First Trial. Having charged the two balls with the head of the Pin with the micrometer index set at O, the ball a of the needle is separated from the ball t by 36 degrees.
Second Trial. Turning the suspension thread through 126 degrees by means of the knob O of the micrometer, the two balls are found separated and at rest at 18 degrees from one another.
Third Trial. After turning the suspension thread through 567 degrees, the two balls are separated by 8 degrees and a half.
Explanation and Result of This Experiment
When the balls are not charged they touch each other and the center of ball a, held in place by the needle, is not displaced by more than half the diameters of the two balls from the point where the torque due to the suspension thread is negligible. It is worthwhile to note here that the silver thread lP which provides suspension is 28 inches long, and so thin that a foot of it is not heavier than 1/16 grain. To calculate the force necessary to twist this thread., by acting on the point a which is four inches away from the wire (lP) or from the center of suspension, I have found by using the formulas explained in a paper on the laws of torsion in metal threads, published in the volume of the Academy for 1784, that to twist this thread through 360 degrees it is necessary to apply at point a, a force of 1/340 grain to operate the lever aP which is four inches; since the torsional forces are proportional to the angle of twist, the least repulsive force between the two balls will cause a marked separation one from the other, as proved in the aforementioned paper.
In our first trial we found that where the index of the micrometer is over the point O, the balls are separated 36 degrees, which therefore produces a torsional force of 36° = 1/3400 grain; in the second trial the distance between the balls is 18 degrees, but since the micrometer has been turned through 126degrees, it follows that at a distance of 18 degrees the repulsive force is equivalent to 144 degrees. That is, at half the first separation the repulsion of the balls is four times as great.

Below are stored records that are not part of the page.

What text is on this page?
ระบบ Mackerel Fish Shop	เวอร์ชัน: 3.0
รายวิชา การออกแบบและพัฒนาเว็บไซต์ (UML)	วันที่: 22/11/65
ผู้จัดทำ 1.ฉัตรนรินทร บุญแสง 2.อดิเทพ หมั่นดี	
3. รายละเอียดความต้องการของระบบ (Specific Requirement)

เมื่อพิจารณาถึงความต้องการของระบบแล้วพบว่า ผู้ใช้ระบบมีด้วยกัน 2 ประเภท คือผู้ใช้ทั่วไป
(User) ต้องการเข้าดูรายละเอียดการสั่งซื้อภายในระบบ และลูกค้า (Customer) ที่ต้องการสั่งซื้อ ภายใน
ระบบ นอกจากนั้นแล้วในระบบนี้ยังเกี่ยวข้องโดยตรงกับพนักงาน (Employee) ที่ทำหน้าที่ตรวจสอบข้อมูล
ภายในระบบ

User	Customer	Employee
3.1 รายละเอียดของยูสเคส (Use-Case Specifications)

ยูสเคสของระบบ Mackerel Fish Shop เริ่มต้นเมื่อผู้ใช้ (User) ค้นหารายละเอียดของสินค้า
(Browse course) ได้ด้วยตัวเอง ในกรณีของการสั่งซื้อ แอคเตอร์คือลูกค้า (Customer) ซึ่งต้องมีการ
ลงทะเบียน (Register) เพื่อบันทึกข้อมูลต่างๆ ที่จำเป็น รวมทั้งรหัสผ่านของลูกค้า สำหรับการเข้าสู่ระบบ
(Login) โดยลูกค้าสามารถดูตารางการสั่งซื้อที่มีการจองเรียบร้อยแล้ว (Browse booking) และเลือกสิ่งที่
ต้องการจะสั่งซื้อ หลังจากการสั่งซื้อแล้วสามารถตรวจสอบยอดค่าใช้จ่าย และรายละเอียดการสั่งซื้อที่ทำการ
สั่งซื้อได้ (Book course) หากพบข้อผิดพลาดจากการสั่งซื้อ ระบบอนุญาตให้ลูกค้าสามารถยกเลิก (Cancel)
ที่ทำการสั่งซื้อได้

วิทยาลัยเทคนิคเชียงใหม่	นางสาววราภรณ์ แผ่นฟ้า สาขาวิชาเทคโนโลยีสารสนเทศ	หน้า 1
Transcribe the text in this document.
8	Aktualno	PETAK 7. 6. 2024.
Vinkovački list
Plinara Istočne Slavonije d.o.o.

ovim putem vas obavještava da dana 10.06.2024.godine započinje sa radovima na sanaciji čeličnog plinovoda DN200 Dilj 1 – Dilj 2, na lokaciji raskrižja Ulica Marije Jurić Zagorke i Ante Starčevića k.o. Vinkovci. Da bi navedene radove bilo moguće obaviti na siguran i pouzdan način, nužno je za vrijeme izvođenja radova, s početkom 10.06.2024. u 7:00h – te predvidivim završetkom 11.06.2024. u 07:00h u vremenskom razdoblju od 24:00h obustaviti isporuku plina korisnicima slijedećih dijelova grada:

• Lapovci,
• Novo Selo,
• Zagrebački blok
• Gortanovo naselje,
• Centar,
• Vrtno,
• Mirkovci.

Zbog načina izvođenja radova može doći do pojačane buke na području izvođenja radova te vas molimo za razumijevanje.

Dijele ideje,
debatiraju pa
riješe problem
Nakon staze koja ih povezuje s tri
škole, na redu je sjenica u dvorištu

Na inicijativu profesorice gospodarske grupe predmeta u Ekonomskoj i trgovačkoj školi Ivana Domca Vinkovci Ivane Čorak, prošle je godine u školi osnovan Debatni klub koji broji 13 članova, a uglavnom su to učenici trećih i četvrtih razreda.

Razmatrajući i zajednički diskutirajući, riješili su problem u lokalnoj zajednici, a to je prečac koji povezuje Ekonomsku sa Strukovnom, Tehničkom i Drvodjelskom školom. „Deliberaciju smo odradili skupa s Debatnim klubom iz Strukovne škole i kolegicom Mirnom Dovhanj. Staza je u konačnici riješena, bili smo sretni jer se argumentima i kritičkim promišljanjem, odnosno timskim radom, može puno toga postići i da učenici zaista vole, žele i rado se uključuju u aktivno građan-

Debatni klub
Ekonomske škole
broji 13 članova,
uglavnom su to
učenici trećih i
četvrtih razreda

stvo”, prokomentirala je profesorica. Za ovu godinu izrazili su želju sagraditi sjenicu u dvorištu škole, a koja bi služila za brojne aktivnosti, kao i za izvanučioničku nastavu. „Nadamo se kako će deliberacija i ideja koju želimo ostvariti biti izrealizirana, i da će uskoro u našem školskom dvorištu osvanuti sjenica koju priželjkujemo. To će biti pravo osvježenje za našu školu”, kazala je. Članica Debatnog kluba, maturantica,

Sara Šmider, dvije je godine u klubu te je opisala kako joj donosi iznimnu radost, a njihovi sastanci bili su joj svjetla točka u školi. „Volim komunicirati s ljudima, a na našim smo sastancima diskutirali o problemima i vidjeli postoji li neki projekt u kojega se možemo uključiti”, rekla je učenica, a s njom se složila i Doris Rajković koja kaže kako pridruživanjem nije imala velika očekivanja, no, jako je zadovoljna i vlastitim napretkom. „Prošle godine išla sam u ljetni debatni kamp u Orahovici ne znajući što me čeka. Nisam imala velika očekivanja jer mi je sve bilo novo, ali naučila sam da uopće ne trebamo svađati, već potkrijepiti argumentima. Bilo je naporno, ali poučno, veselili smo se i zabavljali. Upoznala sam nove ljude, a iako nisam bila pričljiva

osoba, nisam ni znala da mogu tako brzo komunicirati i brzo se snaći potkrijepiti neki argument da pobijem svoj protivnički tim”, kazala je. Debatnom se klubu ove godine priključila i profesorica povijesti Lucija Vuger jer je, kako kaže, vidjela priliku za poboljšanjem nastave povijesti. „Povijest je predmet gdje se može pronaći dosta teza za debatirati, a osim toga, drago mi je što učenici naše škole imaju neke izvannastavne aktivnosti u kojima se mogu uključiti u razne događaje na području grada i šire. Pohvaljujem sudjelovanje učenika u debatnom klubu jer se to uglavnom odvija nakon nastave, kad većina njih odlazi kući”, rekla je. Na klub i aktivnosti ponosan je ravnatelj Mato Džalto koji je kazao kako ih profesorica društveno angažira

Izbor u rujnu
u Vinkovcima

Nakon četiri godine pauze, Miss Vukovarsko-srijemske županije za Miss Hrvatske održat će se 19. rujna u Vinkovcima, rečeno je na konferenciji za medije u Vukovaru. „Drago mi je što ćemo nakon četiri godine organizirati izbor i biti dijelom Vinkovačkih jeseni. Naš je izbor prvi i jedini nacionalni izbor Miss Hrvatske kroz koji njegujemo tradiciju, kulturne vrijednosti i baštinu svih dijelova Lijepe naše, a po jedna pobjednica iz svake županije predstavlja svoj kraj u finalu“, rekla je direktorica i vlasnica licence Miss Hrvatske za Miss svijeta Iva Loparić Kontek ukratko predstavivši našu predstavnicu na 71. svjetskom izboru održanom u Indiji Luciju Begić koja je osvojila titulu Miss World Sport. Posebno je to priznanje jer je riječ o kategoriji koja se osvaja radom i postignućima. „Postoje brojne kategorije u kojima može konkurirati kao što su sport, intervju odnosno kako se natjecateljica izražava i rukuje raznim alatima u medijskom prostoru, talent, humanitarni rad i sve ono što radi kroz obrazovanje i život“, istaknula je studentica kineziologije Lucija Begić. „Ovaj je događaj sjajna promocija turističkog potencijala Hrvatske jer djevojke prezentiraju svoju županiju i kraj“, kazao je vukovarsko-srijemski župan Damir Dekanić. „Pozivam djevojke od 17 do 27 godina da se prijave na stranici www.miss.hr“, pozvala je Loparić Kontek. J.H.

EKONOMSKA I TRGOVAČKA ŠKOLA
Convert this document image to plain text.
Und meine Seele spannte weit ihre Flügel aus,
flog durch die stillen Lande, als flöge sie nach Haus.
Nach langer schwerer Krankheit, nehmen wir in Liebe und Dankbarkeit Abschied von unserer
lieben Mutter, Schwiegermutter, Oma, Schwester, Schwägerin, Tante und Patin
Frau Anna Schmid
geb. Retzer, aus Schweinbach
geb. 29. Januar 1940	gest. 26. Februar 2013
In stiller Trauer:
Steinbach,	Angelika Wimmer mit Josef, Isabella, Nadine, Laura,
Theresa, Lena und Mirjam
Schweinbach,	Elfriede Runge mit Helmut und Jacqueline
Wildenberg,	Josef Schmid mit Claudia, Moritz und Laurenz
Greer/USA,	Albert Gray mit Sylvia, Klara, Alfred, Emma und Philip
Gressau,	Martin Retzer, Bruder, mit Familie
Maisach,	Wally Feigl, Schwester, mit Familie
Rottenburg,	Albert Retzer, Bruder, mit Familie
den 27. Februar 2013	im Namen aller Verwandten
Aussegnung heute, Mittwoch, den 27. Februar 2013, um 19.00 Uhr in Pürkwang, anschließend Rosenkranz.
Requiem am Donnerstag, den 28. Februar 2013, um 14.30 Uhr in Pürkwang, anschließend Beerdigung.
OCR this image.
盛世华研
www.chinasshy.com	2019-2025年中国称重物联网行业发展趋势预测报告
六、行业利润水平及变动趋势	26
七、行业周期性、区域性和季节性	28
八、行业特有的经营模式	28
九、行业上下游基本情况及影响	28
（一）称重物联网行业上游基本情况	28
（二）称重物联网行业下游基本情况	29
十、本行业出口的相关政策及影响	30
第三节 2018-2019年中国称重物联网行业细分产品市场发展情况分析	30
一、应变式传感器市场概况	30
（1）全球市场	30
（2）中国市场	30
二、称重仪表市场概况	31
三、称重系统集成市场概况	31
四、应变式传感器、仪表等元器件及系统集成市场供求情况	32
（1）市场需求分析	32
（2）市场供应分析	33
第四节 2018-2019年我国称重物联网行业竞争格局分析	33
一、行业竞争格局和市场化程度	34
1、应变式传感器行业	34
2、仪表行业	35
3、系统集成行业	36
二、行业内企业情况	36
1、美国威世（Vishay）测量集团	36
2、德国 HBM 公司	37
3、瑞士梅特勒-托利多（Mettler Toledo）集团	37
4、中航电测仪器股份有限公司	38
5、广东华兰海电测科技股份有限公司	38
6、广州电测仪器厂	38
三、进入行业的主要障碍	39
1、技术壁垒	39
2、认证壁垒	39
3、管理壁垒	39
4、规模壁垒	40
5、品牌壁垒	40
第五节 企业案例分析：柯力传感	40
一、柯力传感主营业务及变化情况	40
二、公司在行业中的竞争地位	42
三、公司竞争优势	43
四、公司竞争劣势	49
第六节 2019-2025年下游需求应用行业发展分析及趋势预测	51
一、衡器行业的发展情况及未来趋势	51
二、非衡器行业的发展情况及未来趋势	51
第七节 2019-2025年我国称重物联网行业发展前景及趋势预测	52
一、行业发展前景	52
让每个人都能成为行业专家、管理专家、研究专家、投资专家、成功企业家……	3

In the third trial the suspension thread was turned 567 degrees, and the two balls were only 8 ½ degrees apart, the total torsion is therefore 576 degrees; four times that of the second trial, and the distance between the balls lacked only half a degree of being decreased to half of that at which it stood in the second trial.
It results, then, from these three that two balls charged with the same type of electricity exert a repulsive force on each other, inversely proportional to the square of the distance between them.